A garrafa foi para mãos dele, e continuo assim, nos dizíamos alguma coisa triste sobre nossas patéticas vidas e em seguida bebíamos um pouco.

- Não tenho amigos. - Falei casualmente.

-Nenhum?

- Ninguém quer ser amigo de uma pessoa que questiona a própria vinda ao mundo. - Suspirei e voltei minha atenção a garrafa, e então depois de uma pausa, ele falou:

- Eu tenho varias pessoas ao meu lado, mas nenhuma delas considero meus amigos.

- E sua irmã, seus irmãos? - Questionei.

-Eles são sangue do meu sangue, e os amo, porém acho que eles somente ficam perto de mim por que são obrigados, se não fossemos ligados pelo sangue, seria o oposto.

- Por que não considera ninguém seu amigo? - Talvez fosse uma pergunta muito intima, entretanto deixei que ele tomasse a decisão de responder ou não.

- Não sou do tipo que fala sobre coisas normais, ou é normal. 

-Bem vindo ao clube. - Falei, pensando alto.

-Meu pai morreu em um... - Iniciei. Entretanto logo fui interrompida.

-Você já disse isso.

-Eu sei! Mas a unica coisa que eu não contei é que eu... - Respirei, e continuei como se esvaziasse o copo da minha alma que estava prestes a transbordar.

- Eu estava no banco de trás quando aconteceu. O carro surgiu de repente. Tinha muito sangue, estava por todos os cantos. O pior é que eu só fiquei ali parada. Ele estava com um pulmão perfurado, foi o que os médicos disseram. Ele estava se afogando em seu próprio sangue. - As lagrimas ameaçaram cair, mas não deixei.- Sua voz estava quase impossível de ouvir, mesmo assim consegui decifrar. "Você está bem?" ele disse, enquanto estava praticamente morto. Os olhos se fecharam rapidamente. Tudo aconteceu muito rápido. Eu não disse nada, eu só...assisti.- As palavras sairão lentamente. - Não consigo esquecer.

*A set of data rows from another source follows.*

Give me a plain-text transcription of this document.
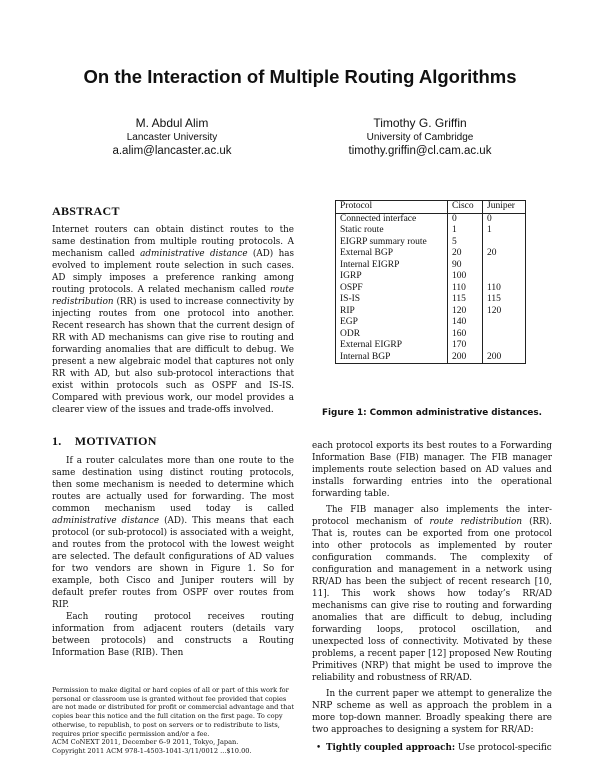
On the Interaction of Multiple Routing Algorithms
M. Abdul Alim
Lancaster University
a.alim@lancaster.ac.uk
Timothy G. Griffin
University of Cambridge
timothy.griffin@cl.cam.ac.uk
ABSTRACT

Internet routers can obtain distinct routes to the same destination from multiple routing protocols. A mechanism called administrative distance (AD) has evolved to implement route selection in such cases. AD simply imposes a preference ranking among routing protocols. A related mechanism called route redistribution (RR) is used to increase connectivity by injecting routes from one protocol into another. Recent research has shown that the current design of RR with AD mechanisms can give rise to routing and forwarding anomalies that are difficult to debug. We present a new algebraic model that captures not only RR with AD, but also sub-protocol interactions that exist within protocols such as OSPF and IS-IS. Compared with previous work, our model provides a clearer view of the issues and trade-offs involved.

1.    MOTIVATION

If a router calculates more than one route to the same destination using distinct routing protocols, then some mechanism is needed to determine which routes are actually used for forwarding. The most common mechanism used today is called administrative distance (AD). This means that each protocol (or sub-protocol) is associated with a weight, and routes from the protocol with the lowest weight are selected. The default configurations of AD values for two vendors are shown in Figure 1. So for example, both Cisco and Juniper routers will by default prefer routes from OSPF over routes from RIP.

Each routing protocol receives routing information from adjacent routers (details vary between protocols) and constructs a Routing Information Base (RIB). Then

Protocol	Cisco	Juniper
Connected interface	0	0
Static route	1	1
EIGRP summary route	5	
External BGP	20	20
Internal EIGRP	90	
IGRP	100	
OSPF	110	110
IS-IS	115	115
RIP	120	120
EGP	140	
ODR	160	
External EIGRP	170	
Internal BGP	200	200
Figure 1: Common administrative distances.

each protocol exports its best routes to a Forwarding Information Base (FIB) manager. The FIB manager implements route selection based on AD values and installs forwarding entries into the operational forwarding table.

The FIB manager also implements the inter-protocol mechanism of route redistribution (RR). That is, routes can be exported from one protocol into other protocols as implemented by router configuration commands. The complexity of configuration and management in a network using RR/AD has been the subject of recent research [10, 11]. This work shows how today’s RR/AD mechanisms can give rise to routing and forwarding anomalies that are difficult to debug, including forwarding loops, protocol oscillation, and unexpected loss of connectivity. Motivated by these problems, a recent paper [12] proposed New Routing Primitives (NRP) that might be used to improve the reliability and robustness of RR/AD.

In the current paper we attempt to generalize the NRP scheme as well as approach the problem in a more top-down manner. Broadly speaking there are two approaches to designing a system for RR/AD:

• Tightly coupled approach: Use protocol-specific

Permission to make digital or hard copies of all or part of this work for personal or classroom use is granted without fee provided that copies are not made or distributed for profit or commercial advantage and that copies bear this notice and the full citation on the first page. To copy otherwise, to republish, to post on servers or to redistribute to lists, requires prior specific permission and/or a fee.

ACM CoNEXT 2011, December 6–9 2011, Tokyo, Japan.

Copyright 2011 ACM 978-1-4503-1041-3/11/0012 ...$10.00.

Liam não pronunciou um ruido se quer, apenas me passou a vodca. Talvez isso fosse minha fascinação, ele não tinha pena de mim. E mesmo com o seu jeito conseguiu tirar mais coisas do que os inúmeros psicólogos.

 Nos despedimos.

Cheguei em casa e a unica coisa que ouvia era minha mãe e qualquer pessoa na cama, fui direto para o meu quarto e coloquei os fones de ouvido no máximo. De algum modo me senti mais leve depois de falar com ele, como se falar ajudasse, eu só escrevia em um diário (Ainda escrevo), mas havia sido diferente. Liam foi o tema dos meus textos naquele dia ( Em vários dias na verdade) apesar de estar um pouco alterada, consegui entender tudo no dia seguinte quando não lembrava nem como cheguei em casa, sempre faço isso quando bebo ou quando estou sóbria, para depois pensar sobre o que aconteceu. O engraçado é que escrevi cada detalhe, fala por fala,tenho uma memoria boa até quando estou bêbada! Sempre achei isso um dom. Um dom maluco. Mesmo assim, um dom!.